In this section, boaters will pass through Galloway's Lower Ford Sluice and Sneed Strong's Fish Dam Sluice. Two miles into the trip, on river left, was the Grief Wade Plantation where coal was mined during the Civil War and shipped by batteau to heat military prisons in Danville.

For four miles of the trip from nearly the beginning, participants will float past a large parcel on river right being developed by Piedmont Land Conservancy and the North Carolina Wildlife Commission for public use, including a riverside trail. The project will add significantly to Rockingham County's recreational amenities.

Just past the confluence of Buffalo Island Creek on river left, boaters will pass under the Harrington Highway Bridge. Nearby on river left, one may see a fine stand of river cane, the only bamboo native to the United States. It was common on the banks when William Byrd surveyed the "Dividing Line" in 1728, but now is gradually disappearing throughout much of the river's length.

Also entering from river left is Matrimony Creek, so named by Byrd because, like his marriage, it was "exceedingly noisy and impetuous." After a lunch break, boaters will reach Leaksville Landing, the only known batteau port remaining in the nation. Leaksville Landing Access is just downstream.

After drifting past Johnston's Landing, boaters will pass the site of the former Leaksville Covered Bridge, where a massive stone pier from the 1852 span survives, along with a 150-foot-long sluice wall on river right.

One of the last points of interest on the trip will be the confluence of the Smith River, which enters the Dan from river left. According to The Dan River Book by Forrest Altman, the North Fork of the Smith and the East Fork of the Dan rise on opposite sides of Mountain View Road on Belcher Mountain in Patrick County, Virginia, within sight of the Blue Ridge Parkway.
More information may be found on Maps 47-50 of An Insider's Guide to the Dan River. Both the Guide and Altman's book are available at www.danriver.org.

Participants in the outing are asked to bring boat and paddles, life jacket for each boater, lunch and water, to dress in layers of artificial (quick-drying) fabric and to sign a waiver.

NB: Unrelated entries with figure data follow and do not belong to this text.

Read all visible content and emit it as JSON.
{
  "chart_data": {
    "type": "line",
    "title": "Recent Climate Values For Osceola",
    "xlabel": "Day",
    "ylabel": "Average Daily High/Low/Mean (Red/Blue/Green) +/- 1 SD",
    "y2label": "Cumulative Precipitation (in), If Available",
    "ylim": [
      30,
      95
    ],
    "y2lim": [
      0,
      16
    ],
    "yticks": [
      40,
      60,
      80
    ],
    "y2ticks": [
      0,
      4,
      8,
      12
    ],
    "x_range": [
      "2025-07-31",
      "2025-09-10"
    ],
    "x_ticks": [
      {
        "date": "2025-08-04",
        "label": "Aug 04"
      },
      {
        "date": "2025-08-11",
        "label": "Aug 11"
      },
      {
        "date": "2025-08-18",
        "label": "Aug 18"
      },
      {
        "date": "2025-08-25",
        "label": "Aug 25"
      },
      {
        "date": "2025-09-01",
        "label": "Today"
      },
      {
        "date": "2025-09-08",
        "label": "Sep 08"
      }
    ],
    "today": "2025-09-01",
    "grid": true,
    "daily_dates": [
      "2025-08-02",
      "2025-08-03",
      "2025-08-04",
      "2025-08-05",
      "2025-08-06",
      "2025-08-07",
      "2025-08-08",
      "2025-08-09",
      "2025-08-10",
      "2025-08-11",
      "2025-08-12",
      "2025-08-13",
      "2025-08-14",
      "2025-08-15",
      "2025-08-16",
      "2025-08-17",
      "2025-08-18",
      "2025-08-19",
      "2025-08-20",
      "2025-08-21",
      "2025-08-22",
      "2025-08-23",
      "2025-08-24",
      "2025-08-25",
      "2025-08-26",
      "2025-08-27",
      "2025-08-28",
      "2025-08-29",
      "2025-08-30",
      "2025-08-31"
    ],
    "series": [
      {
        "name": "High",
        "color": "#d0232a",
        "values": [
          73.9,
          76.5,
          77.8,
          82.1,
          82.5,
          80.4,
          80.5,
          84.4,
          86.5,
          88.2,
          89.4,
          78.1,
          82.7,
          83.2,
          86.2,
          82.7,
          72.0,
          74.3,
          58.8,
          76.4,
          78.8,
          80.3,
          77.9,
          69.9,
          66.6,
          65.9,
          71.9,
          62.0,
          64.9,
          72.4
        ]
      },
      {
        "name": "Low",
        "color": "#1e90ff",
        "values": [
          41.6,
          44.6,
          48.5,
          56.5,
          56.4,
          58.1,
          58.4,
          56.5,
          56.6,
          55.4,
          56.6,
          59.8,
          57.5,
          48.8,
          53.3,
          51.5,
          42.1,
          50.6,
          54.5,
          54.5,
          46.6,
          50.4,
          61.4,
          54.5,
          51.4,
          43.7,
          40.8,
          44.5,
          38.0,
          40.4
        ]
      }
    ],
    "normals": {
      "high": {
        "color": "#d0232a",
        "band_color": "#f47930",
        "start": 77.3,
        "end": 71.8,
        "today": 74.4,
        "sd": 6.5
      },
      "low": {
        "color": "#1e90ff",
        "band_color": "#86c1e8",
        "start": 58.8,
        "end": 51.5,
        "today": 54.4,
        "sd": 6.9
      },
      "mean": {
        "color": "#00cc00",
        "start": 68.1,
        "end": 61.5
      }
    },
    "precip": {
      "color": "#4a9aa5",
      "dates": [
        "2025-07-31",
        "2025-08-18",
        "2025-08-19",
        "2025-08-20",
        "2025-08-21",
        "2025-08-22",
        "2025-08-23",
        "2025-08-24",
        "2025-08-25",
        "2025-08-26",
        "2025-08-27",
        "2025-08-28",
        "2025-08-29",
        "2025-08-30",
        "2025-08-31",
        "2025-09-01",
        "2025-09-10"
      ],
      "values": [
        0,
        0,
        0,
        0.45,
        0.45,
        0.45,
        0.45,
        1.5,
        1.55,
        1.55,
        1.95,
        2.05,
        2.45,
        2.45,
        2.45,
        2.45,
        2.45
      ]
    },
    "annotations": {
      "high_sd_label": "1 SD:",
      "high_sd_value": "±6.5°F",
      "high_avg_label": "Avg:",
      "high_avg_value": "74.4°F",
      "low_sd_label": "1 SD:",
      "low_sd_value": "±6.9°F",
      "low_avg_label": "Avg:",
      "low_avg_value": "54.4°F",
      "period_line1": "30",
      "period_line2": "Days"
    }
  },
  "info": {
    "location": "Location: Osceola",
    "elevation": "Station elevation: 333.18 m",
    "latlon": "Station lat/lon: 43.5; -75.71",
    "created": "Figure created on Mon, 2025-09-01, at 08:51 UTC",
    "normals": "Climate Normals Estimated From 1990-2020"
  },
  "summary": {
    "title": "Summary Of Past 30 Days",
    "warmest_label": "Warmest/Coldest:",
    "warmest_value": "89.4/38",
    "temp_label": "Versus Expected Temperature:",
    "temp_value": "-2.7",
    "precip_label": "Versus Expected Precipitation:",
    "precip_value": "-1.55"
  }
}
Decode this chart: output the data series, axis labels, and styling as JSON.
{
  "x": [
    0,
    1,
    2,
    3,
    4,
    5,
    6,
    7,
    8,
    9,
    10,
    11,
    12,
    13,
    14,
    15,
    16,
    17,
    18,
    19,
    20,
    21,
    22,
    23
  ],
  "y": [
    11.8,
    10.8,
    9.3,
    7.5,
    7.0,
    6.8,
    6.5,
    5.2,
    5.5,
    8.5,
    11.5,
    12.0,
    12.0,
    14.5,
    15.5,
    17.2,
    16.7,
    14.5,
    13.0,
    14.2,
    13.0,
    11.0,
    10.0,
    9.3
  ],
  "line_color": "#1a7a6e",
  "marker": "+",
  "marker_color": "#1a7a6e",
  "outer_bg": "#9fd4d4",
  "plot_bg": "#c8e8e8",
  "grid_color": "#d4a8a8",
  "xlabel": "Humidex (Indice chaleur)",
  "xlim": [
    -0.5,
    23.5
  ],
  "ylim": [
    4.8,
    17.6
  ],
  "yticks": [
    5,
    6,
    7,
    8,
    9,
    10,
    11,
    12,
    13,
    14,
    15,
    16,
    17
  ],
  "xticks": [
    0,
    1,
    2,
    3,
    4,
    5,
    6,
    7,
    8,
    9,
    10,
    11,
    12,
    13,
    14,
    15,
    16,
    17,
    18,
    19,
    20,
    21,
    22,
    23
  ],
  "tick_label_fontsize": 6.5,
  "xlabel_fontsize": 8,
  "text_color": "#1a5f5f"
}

To reach Eden Wildlife Access from the north, travel south on NC 14 through the city of Eden. After crossing the Dan River, turn right at the traffic signal onto Harrington Highway. Take the first right, Bethlehem Church Road, turning right again at the Wildlife Access.

From the south, turn left off NC 14 onto Harrington Highway at the traffic signal just south of the Dan River. Turn right onto Bethlehem Church Road, then right to the Wildlife Access.
From the west, take NC 770 or NC 135 toward Eden. Turn right onto Harrington Highway and continue to Bethlehem Church Road. Turn left, and then right to the Wildlife Access.
From the northeast take US 58 to Danville's western city limit, turning left on Road 863 to Berryhill Community, where 863 becomes NC 770 West. Follow NC 770 West into Eden to NC 14. Turn left onto NC 14 and travel south through Eden, cross the Dan River and turn right at the traffic signal onto Harrington Highway. Take the first right, Bethlehem Church Road, turning right again at the Wildlife Access.

Outings and meetings of the Dan River Basin Association are open to the public without charge.